Bromine is obtained from sea water by the following redox reaction: $$\mathrm{Cl}_{2}(\mathrm{g})+2 \mathrm{NaBr}(\mathrm{aq}) \rightarrow 2 \mathrm{NaCl}(\mathrm{aq})+\mathrm{Br}_{2}(\ell)$$ (a) What has been oxidized? What has been reduced? (b) Identify the oxidizing and reducing agents.

Short answer

Br- is oxidized; Cl2 is reduced.
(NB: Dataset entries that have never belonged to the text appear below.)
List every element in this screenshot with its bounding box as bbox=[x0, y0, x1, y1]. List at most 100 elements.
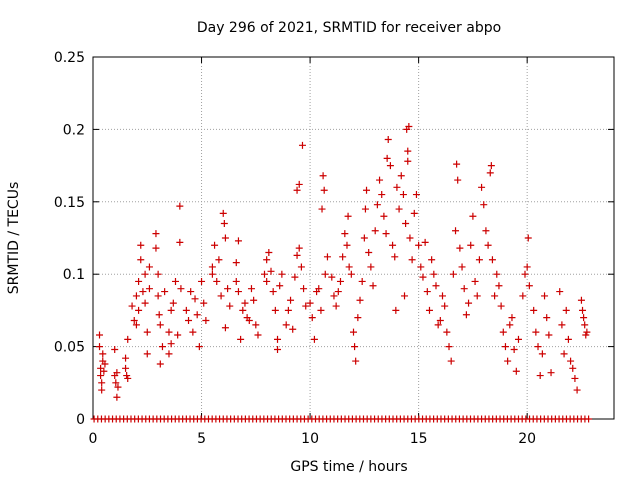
data-point bbox=[491, 292, 499, 300]
data-point bbox=[530, 306, 538, 314]
y-axis-label: SRMTID / TECUs bbox=[6, 182, 22, 295]
data-point bbox=[320, 186, 328, 194]
data-point bbox=[441, 302, 449, 310]
data-point bbox=[419, 273, 427, 281]
data-point bbox=[113, 369, 121, 377]
data-point bbox=[501, 343, 509, 351]
data-point bbox=[111, 345, 119, 353]
data-point bbox=[439, 292, 447, 300]
data-point bbox=[177, 285, 185, 293]
data-point bbox=[510, 345, 518, 353]
data-point bbox=[334, 288, 342, 296]
data-point bbox=[130, 317, 138, 325]
data-point bbox=[487, 162, 495, 170]
data-point bbox=[545, 331, 553, 339]
data-point bbox=[298, 141, 306, 149]
data-point bbox=[543, 314, 551, 322]
data-point bbox=[263, 256, 271, 264]
data-point bbox=[152, 244, 160, 252]
data-point bbox=[156, 321, 164, 329]
data-point bbox=[195, 343, 203, 351]
data-point bbox=[114, 383, 122, 391]
data-point bbox=[360, 234, 368, 242]
data-point bbox=[488, 256, 496, 264]
data-point bbox=[536, 372, 544, 380]
data-point bbox=[452, 227, 460, 235]
data-point bbox=[493, 270, 501, 278]
data-point bbox=[397, 172, 405, 180]
data-point bbox=[234, 237, 242, 245]
data-point bbox=[473, 292, 481, 300]
data-point bbox=[345, 263, 353, 271]
data-point bbox=[380, 212, 388, 220]
data-point bbox=[98, 379, 106, 387]
data-point bbox=[562, 306, 570, 314]
data-point bbox=[156, 360, 164, 368]
data-point bbox=[100, 367, 108, 375]
data-point bbox=[124, 335, 132, 343]
data-point bbox=[234, 288, 242, 296]
data-point bbox=[524, 234, 532, 242]
data-point bbox=[143, 328, 151, 336]
data-point bbox=[367, 263, 375, 271]
x-tick-label: 20 bbox=[518, 431, 536, 447]
data-point bbox=[344, 212, 352, 220]
data-point bbox=[215, 256, 223, 264]
data-point bbox=[217, 292, 225, 300]
data-point bbox=[174, 331, 182, 339]
data-point bbox=[383, 154, 391, 162]
data-point bbox=[185, 317, 193, 325]
data-point bbox=[297, 263, 305, 271]
data-point bbox=[432, 282, 440, 290]
data-point bbox=[573, 386, 581, 394]
data-point bbox=[176, 238, 184, 246]
data-point bbox=[124, 374, 132, 382]
data-point bbox=[569, 364, 577, 372]
data-point bbox=[410, 209, 418, 217]
data-point bbox=[469, 212, 477, 220]
data-point bbox=[560, 350, 568, 358]
data-point bbox=[341, 230, 349, 238]
data-point bbox=[158, 343, 166, 351]
data-point bbox=[558, 321, 566, 329]
data-point bbox=[519, 292, 527, 300]
data-point bbox=[392, 306, 400, 314]
data-point bbox=[423, 288, 431, 296]
data-point bbox=[347, 270, 355, 278]
data-point bbox=[532, 328, 540, 336]
data-point bbox=[99, 350, 107, 358]
data-point bbox=[506, 321, 514, 329]
data-point bbox=[128, 302, 136, 310]
data-point bbox=[250, 296, 258, 304]
data-point bbox=[330, 292, 338, 300]
data-point bbox=[456, 244, 464, 252]
data-point bbox=[122, 364, 130, 372]
data-point bbox=[241, 299, 249, 307]
data-point bbox=[135, 306, 143, 314]
data-point bbox=[356, 296, 364, 304]
data-point bbox=[247, 285, 255, 293]
data-point bbox=[321, 270, 329, 278]
data-point bbox=[408, 256, 416, 264]
data-point bbox=[155, 311, 163, 319]
data-point bbox=[412, 191, 420, 199]
data-point bbox=[141, 299, 149, 307]
data-point bbox=[453, 160, 461, 168]
data-point bbox=[402, 220, 410, 228]
data-point bbox=[350, 328, 357, 336]
data-point bbox=[332, 302, 340, 310]
data-point bbox=[399, 191, 407, 199]
data-point bbox=[534, 343, 542, 351]
data-point bbox=[237, 335, 245, 343]
data-point bbox=[137, 256, 145, 264]
data-point bbox=[343, 241, 351, 249]
data-point bbox=[263, 277, 271, 285]
data-point bbox=[421, 238, 429, 246]
data-point bbox=[193, 311, 201, 319]
data-point bbox=[254, 331, 262, 339]
data-point bbox=[112, 379, 120, 387]
data-point bbox=[308, 314, 316, 322]
data-point bbox=[547, 369, 555, 377]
Oxidizing agent: Cl2. Reducing agent: NaBr.

Step-by-step solution

Write Down Oxidation States

Assign oxidation states to each element in the reactants and products:- In \( \mathrm{Cl}_2 \), each \( \mathrm{Cl} \) is in the 0 state.- In \( \mathrm{NaBr} \), \( \mathrm{Na} \) is +1 and \( \mathrm{Br} \) is -1.- In \( \mathrm{NaCl} \), \( \mathrm{Na} \) is +1 and \( \mathrm{Cl} \) is -1.- In \( \mathrm{Br}_2 \), each \( \mathrm{Br} \) is in the 0 state.
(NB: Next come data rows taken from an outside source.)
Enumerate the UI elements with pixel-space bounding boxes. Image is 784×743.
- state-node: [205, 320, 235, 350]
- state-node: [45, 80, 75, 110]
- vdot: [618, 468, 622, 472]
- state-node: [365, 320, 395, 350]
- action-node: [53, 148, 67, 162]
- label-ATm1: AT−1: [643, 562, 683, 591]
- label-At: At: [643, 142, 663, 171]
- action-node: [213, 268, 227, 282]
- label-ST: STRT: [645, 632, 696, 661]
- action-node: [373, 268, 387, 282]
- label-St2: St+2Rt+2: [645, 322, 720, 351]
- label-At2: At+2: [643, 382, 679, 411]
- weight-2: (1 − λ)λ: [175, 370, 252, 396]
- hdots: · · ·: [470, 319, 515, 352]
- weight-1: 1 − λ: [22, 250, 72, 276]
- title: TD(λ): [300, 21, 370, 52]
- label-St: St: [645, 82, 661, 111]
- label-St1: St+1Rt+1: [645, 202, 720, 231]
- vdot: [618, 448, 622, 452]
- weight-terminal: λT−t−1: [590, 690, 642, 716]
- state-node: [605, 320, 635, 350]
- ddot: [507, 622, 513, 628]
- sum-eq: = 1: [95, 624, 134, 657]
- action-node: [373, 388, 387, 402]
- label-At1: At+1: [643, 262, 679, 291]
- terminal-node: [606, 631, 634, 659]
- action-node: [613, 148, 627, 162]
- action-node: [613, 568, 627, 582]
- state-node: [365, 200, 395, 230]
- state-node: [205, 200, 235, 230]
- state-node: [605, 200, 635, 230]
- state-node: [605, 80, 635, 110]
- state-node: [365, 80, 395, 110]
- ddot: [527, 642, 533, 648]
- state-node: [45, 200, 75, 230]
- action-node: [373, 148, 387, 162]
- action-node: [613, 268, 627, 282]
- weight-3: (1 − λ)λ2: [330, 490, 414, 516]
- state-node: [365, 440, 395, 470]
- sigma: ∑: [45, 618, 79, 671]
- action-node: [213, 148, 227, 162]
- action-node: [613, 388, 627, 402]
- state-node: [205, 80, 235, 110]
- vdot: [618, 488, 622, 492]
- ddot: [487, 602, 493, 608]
Determine Change in Oxidation States

Examine the changes in oxidation states:- \( \mathrm{Br} \) goes from -1 in \( \mathrm{NaBr} \) to 0 in \( \mathrm{Br}_2 \), indicating oxidation.- \( \mathrm{Cl} \) goes from 0 in \( \mathrm{Cl}_2 \) to -1 in \( \mathrm{NaCl} \), indicating reduction.

Identify Oxidized and Reduced Species

From Step 2:- \( \mathrm{Br}^- \) is oxidized to \( \mathrm{Br}_2 \).- \( \mathrm{Cl}_2 \) is reduced to \( \mathrm{Cl}^- \).
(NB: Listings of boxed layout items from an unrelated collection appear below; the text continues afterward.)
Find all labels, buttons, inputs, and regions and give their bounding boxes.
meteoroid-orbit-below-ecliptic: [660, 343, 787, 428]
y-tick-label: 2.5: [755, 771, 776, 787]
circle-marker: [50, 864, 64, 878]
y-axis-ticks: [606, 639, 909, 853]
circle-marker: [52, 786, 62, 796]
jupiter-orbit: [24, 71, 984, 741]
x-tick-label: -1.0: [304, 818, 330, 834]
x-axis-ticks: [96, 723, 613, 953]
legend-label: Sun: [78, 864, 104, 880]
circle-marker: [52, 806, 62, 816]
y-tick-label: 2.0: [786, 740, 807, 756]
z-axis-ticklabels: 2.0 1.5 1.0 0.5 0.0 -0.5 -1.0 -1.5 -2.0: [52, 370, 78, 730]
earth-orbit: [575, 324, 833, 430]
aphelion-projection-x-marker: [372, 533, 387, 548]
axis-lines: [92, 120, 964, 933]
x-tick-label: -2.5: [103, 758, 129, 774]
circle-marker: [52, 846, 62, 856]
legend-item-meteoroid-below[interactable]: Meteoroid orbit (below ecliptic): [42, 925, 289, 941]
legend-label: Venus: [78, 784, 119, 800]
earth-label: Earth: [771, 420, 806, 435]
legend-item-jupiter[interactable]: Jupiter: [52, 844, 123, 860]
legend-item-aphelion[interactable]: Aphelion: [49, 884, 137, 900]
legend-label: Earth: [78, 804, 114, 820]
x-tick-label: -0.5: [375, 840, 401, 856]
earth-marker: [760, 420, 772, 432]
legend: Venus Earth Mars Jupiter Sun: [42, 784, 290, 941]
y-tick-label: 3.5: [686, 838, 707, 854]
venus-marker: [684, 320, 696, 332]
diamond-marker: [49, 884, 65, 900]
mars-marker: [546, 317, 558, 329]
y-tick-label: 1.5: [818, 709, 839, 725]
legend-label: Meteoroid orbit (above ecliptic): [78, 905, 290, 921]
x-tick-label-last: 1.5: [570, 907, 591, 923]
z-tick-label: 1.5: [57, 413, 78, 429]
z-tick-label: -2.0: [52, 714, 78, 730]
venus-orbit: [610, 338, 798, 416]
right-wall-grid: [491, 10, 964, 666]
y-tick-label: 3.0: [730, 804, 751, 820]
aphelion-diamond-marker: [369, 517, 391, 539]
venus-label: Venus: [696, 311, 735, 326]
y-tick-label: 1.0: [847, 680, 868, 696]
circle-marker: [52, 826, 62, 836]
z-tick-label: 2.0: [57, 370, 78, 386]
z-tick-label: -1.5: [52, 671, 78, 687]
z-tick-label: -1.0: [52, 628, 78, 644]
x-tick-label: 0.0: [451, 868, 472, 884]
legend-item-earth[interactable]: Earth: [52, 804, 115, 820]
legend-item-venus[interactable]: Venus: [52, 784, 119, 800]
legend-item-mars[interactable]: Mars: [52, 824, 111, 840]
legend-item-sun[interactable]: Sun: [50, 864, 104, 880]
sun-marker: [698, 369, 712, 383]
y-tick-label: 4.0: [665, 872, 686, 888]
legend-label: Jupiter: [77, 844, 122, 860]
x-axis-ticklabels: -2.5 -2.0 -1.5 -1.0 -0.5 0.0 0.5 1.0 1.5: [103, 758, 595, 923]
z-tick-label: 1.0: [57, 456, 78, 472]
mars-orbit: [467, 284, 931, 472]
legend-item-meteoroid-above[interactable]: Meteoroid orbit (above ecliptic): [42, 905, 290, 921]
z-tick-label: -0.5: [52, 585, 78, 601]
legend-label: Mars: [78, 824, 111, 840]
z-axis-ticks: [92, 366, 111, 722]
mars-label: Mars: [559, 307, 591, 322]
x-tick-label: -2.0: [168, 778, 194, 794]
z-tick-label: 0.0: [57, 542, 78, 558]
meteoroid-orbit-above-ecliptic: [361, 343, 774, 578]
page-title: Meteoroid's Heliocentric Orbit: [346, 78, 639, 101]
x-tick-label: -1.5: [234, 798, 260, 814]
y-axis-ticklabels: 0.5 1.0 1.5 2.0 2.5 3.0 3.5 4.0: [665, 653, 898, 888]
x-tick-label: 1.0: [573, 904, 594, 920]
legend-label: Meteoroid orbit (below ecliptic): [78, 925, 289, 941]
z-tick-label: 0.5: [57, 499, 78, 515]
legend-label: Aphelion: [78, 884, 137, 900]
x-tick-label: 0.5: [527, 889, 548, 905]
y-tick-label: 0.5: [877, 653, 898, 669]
Identify Oxidizing and Reducing Agents

- The species oxidized is \( \mathrm{Br}^- \), making \( \mathrm{NaBr} \) the reducing agent.- The species reduced is \( \mathrm{Cl}_2 \), making \( \mathrm{Cl}_2 \) the oxidizing agent.

Key concepts

oxidation states

To understand redox reactions, it's essential to grasp what oxidation states are. Oxidation states, also known as oxidation numbers, represent the degree of oxidation of an atom in a compound. They help us track how many electrons an atom gains, loses, or shares during a reaction.
For elements in their standard state, like \( \mathrm{Cl}_2 \) and \( \mathrm{Br}_2 \), the oxidation state is zero. This is because they are not combined with any other elements. In contrast, in compounds like \( \mathrm{NaBr} \) and \( \mathrm{NaCl} \), each element has a specific oxidation state.
In \( \mathrm{NaBr} \), sodium (\( \mathrm{Na} \)) typically has an oxidation state of +1. Bromine (\( \mathrm{Br} \)) is at -1. In \( \mathrm{NaCl} \), the oxidation states are similar: sodium is +1, while chlorine (\( \mathrm{Cl} \)) is -1. Recognizing these values allows us to detect changes in oxidation states and understand the flow of electrons in reactions.

oxidizing agent

An oxidizing agent is a substance that brings about oxidation in another substance by gaining electrons. In doing so, the oxidizing agent is itself reduced. It's crucial in determining the direction of electron transfer.
For example, in the reaction \( \mathrm{Cl}_{2} + 2 \mathrm{NaBr} \rightarrow 2 \mathrm{NaCl} + \mathrm{Br}_{2} \), \( \mathrm{Cl}_2 \) acts as the oxidizing agent. Initially, it has an oxidation state of 0. During the reaction, it gains electrons and its oxidation state decreases to -1 in \( \mathrm{NaCl} \).
This electron gain by \( \mathrm{Cl}_2 \) is what defines it as the oxidizing agent. It's vital to remember that oxidizing agents are always reduced during redox reactions. They play an essential role in allowing the other substance – in this case, bromine – to be oxidized.

reducing agent

A reducing agent is the opposite of an oxidizing agent. It's a substance that donates electrons to another substance, reducing it. In this process, the reducing agent itself is oxidized.
In the reaction considered \( \mathrm{Cl}_{2}\) + \(2 \mathrm{NaBr}\) \(\rightarrow 2 \mathrm{NaCl}\) + \(\mathrm{Br}_{2}\), \(\mathrm{NaBr} \) acts as the reducing agent. Bromine in \( \mathrm{NaBr} \) starts with an oxidation state of -1 and changes to 0 when it becomes \( \mathrm{Br}_2 \).
As bromine loses electrons, it is oxidized, showing that \( \mathrm{NaBr} \) facilitated the electron donation process. Keep in mind that reducing agents are always oxidized in the reactions they are part of. Identifying them helps understand who donates electrons and who receives them.